Piąty tom cyklu sagi kaszubskiej za mną. Wow co to była za czytelnicza uczta, Daria nie oszczędzała swoich bohaterów w tej trudnej wojennej zawierusze. Co z tym szczęściem rodziny Stolmanów, gdzie się zawieruszyło?
„I zrozumiała jeszcze coś: jak bardzo z miłości do Abrama i z miłości do swojej rodziny zniszczyła sobie życie.”
Wojna zbliża się ku końcowi, Wojska Armii Czerwonej mają za cel przejąć władzę i wybić Niemców, jednak po drodze wybijają i Polaków, Kaszubów i Żydów. Ich brutalność jest trudna do opisania.
Rodzina Stoltmanów nie da się wpisać w ramy, walczą o swoje i nie obawiają się działać w zgodzie z własnym sumieniem, choć nie każdemu mogą się te działania podobać.
Ktoś poświęci swe życie, ktoś inny miłość, ale wszyscy utracą wolność.

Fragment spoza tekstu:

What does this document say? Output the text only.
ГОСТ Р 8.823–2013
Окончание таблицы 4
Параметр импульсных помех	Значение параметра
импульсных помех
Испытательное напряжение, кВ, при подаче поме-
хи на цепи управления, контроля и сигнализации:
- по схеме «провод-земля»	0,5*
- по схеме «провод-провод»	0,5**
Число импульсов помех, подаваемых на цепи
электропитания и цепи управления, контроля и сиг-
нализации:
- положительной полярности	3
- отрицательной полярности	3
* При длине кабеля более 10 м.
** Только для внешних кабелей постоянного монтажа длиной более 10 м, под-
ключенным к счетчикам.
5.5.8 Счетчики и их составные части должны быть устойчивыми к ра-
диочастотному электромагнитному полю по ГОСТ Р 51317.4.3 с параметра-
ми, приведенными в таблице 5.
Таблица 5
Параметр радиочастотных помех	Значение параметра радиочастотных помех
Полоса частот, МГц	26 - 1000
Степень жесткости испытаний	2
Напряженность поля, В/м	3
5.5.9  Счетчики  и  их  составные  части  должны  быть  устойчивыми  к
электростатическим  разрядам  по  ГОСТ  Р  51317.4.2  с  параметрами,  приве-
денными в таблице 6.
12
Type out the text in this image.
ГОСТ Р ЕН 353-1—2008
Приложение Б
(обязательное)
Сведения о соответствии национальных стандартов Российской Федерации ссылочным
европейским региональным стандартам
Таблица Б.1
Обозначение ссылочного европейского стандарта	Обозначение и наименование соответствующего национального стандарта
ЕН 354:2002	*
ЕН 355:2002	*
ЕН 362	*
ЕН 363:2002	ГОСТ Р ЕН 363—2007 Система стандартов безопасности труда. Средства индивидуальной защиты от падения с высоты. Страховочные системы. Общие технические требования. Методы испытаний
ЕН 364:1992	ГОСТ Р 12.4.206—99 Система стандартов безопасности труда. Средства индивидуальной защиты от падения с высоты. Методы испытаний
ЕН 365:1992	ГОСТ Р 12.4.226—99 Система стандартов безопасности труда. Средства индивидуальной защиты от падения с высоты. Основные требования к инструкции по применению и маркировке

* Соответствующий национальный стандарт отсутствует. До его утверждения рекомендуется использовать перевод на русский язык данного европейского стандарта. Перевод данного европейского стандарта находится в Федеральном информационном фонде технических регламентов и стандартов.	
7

Jedni przypłacą najwyższą cenę innych złamią żołnierze, ile będą w stanie poświęcić dla rodziny i dla państwa?
A zagadka śmierci Bernata Stoltmana nie daje spokoju, czy ta niewiadoma wreszcie się wyjaśni?
„– Jeśli w tym całym złym świecie, który nas otacza, my także zaczniemy być dla siebie źli, to nie ma już dla nas żadnej nadziei. Musimy zachować w sobie miłość. Bo jak stąd wyjdziemy, ktoś musi budować świat od nowa, na miłości, a nie na złości i nienawiści (...).” Ta historia rozbiła mnie emocjonalnie w drobny mak, do tego stopnia, że nie byłam w stanie usiąść do napisania recenzji. Daria przenosi nas w czasy kiedy Druga Wojna Światowa zmierza ku końcowi, brutalność żołnierzy jest coraz większa, a emocje czytelnika buzują z zawrotną szybkością. Koniec jak zawsze pozostawia wiele niewiadomych co dalej? Zawsze się mówi, że to tom pierwszy jest najlepszy, a mi się wydaje, że w tej sadze im późniejszy tom tym lepsze chwile z książką, bardziej bolesne, bardziej namacalne, bardziej brutalne.